Am 06. Oktober 2020 spricht sich die SPD-Fraktion in einer Pressemitteilung für den Standort am  Jelena-Santic Friedenspark (Nähe U-Bahnhof Cottbusser Platz) aus.

Am 17. Februar 2020 werden die Ergebnisse der Machbarkeitsstudie auf einer Pressekonferenz vorgestellt. Die gesamte Studie finden Sie hier.

2019 wurden die Gelder für eine 2-phasige vertiefende Machbarkeitsstudie der 7 Standorte des Freibads durch das Planungsbüro TOPOS in Auftrag gegeben. Dabei handelt es sich um die Standorte:

Alt-Biesdorf / Biesdorfer Friedhofsweg, 

Golliner Str. 4 / Kemberger Str., 

Fläche am U-Bahnhof Hönow nördlich Böhlener Str., 

Biesdorfer Baggersee (Badeschiff), nördlich Debenzer Str., 

Erweiterung des Kinderbades Platsch (Bürgerpark südlich Max-Herrmann-Str.), 

Gärten der Welt (gesamte Fläche einschl. Wuhletal);
im weiteren Verfahren wurden dabei die beiden eigenständigen Standorte Jelena-Santic-Friedenspark (außerhalb der Gärten der Welt) sowie ein Bereich innerhalb der Gärten der Welt (Nähe der Talstation der Seilbahn am Blumberger Damm) bestimmt.

Nach Abschluss der ersten Machbarkeitsstudie im September 2019 wurde das Vorhaben dem Senat sowie dem regierenden Bürgermeister Michael Müller (SPD) vorgestellt. In diesem Gespräch bittet der Innensenator Andreas Geisel (SPD) bei der Standortauswahl zu beachten, dass es sich um ein Kombibad (Freibad und überdachte Schwimmhalle) und nicht um ein reines Freibad handelt sollte. 

In der zweiten Phase der Machbarkeitsstudie werden drei Standorte vertieft bewertet. Dabei handelt es sich um:

Alt-Biesdorf / Biesdorfer Friedhofsweg,

Jelena-Santic-Friedenspark,

Biesdorfer Baggersee (Badeschiff), nördlich Debenzer Str. 

Um den Wunsch nach einem Freibad gegenüber dem Senat mit einer Stimme zu vertreten, wurde im Dezember 2017 die „AG Freibad“ aktiv. Darin sind alle Fraktionen der BVV vertreten.
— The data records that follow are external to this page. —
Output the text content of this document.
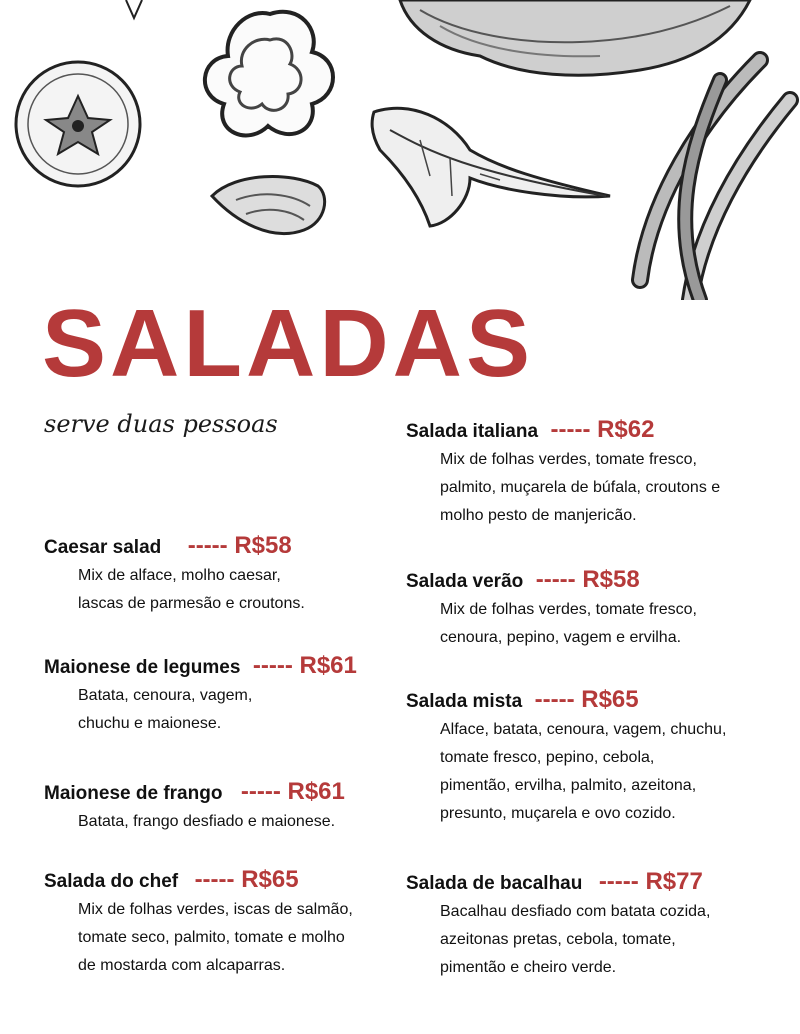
SALADAS
serve duas pessoas
Caesar salad ----- R$58
Mix de alface, molho caesar,
lascas de parmesão e croutons.
Maionese de legumes ----- R$61
Batata, cenoura, vagem,
chuchu e maionese.
Maionese de frango ----- R$61
Batata, frango desfiado e maionese.
Salada do chef ----- R$65
Mix de folhas verdes, iscas de salmão,
tomate seco, palmito, tomate e molho
de mostarda com alcaparras.
Salada italiana ----- R$62
Mix de folhas verdes, tomate fresco,
palmito, muçarela de búfala, croutons e
molho pesto de manjericão.
Salada verão ----- R$58
Mix de folhas verdes, tomate fresco,
cenoura, pepino, vagem e ervilha.
Salada mista ----- R$65
Alface, batata, cenoura, vagem, chuchu,
tomate fresco, pepino, cebola,
pimentão, ervilha, palmito, azeitona,
presunto, muçarela e ovo cozido.
Salada de bacalhau ----- R$77
Bacalhau desfiado com batata cozida,
azeitonas pretas, cebola, tomate,
pimentão e cheiro verde.
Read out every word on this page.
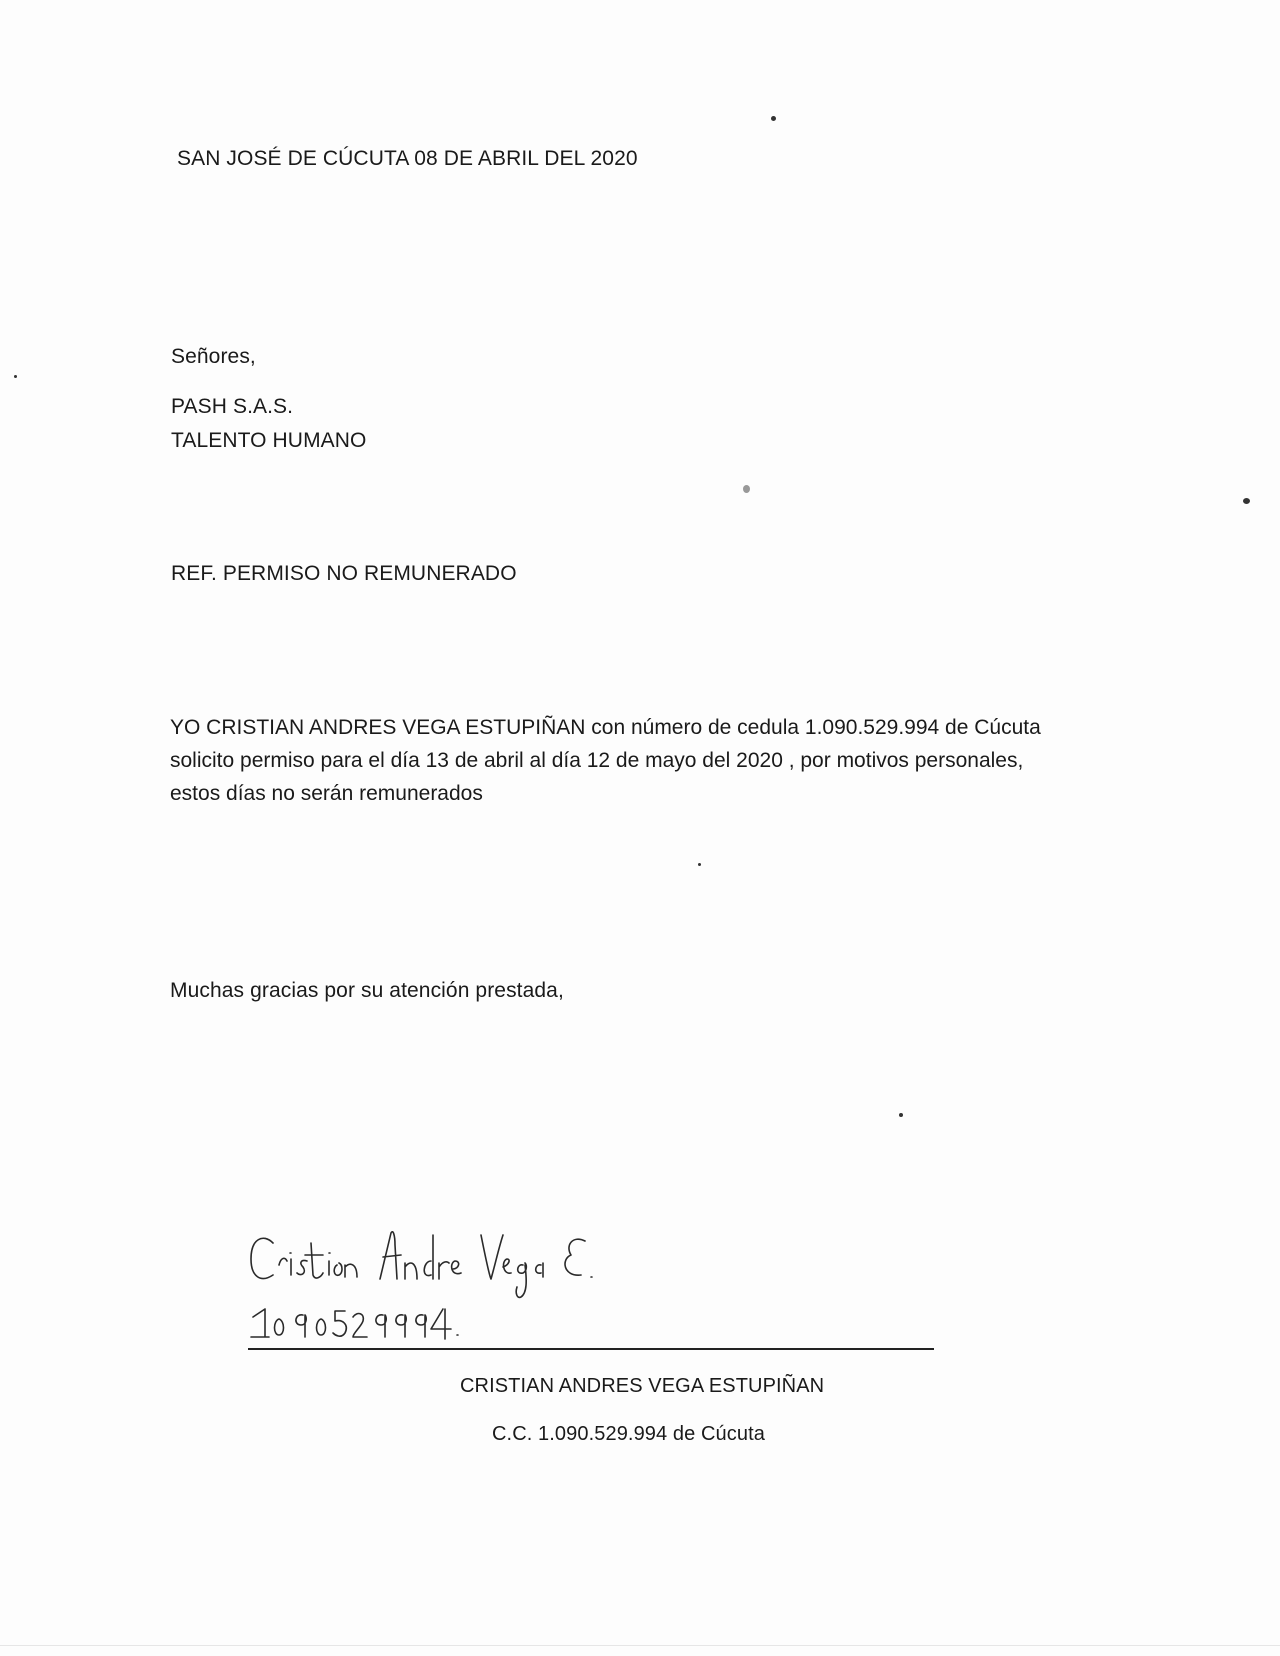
SAN JOSÉ DE CÚCUTA 08 DE ABRIL DEL 2020
Señores,
PASH S.A.S.
TALENTO HUMANO
REF. PERMISO NO REMUNERADO
YO CRISTIAN ANDRES VEGA ESTUPIÑAN con número de cedula 1.090.529.994 de Cúcuta
solicito permiso para el día 13 de abril al día 12 de mayo del 2020 , por motivos personales,
estos días no serán remunerados
Muchas gracias por su atención prestada,
CRISTIAN ANDRES VEGA ESTUPIÑAN
C.C. 1.090.529.994 de Cúcuta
Das Jahr 2017 markiert den Neustart der Bemühungen für ein Freibad in Marzahn-Hellersdorf. In diesem Gespräch haben sich die Berliner Bäderbetriebe, der Bezirksstadtrat Gordon Lemm (SPD) sowie weitere Landespolitiker/-innen der regierenden Parteien getroffen, um grundlegende Voraussetzungen für ein neues Freibad zu beschließen. Dort wurde unter Anderem beschlossen, dass die Fläche mindestens 10.000qm haben muss und aus dem landeseigenen Flächen erschlossen werden sollte

Der Bau eines bezirklichen Freibads wurde in das Wahlprogramm der SPD Marzahn-Hellersdorf 2016-2021 mit aufgenommen

Mai 2016: Durch die SPD-Fraktion wurde eine Machbarkeitsstudie zur Qualifizierung des Kinderbad Platsch in Auftrag gegeben.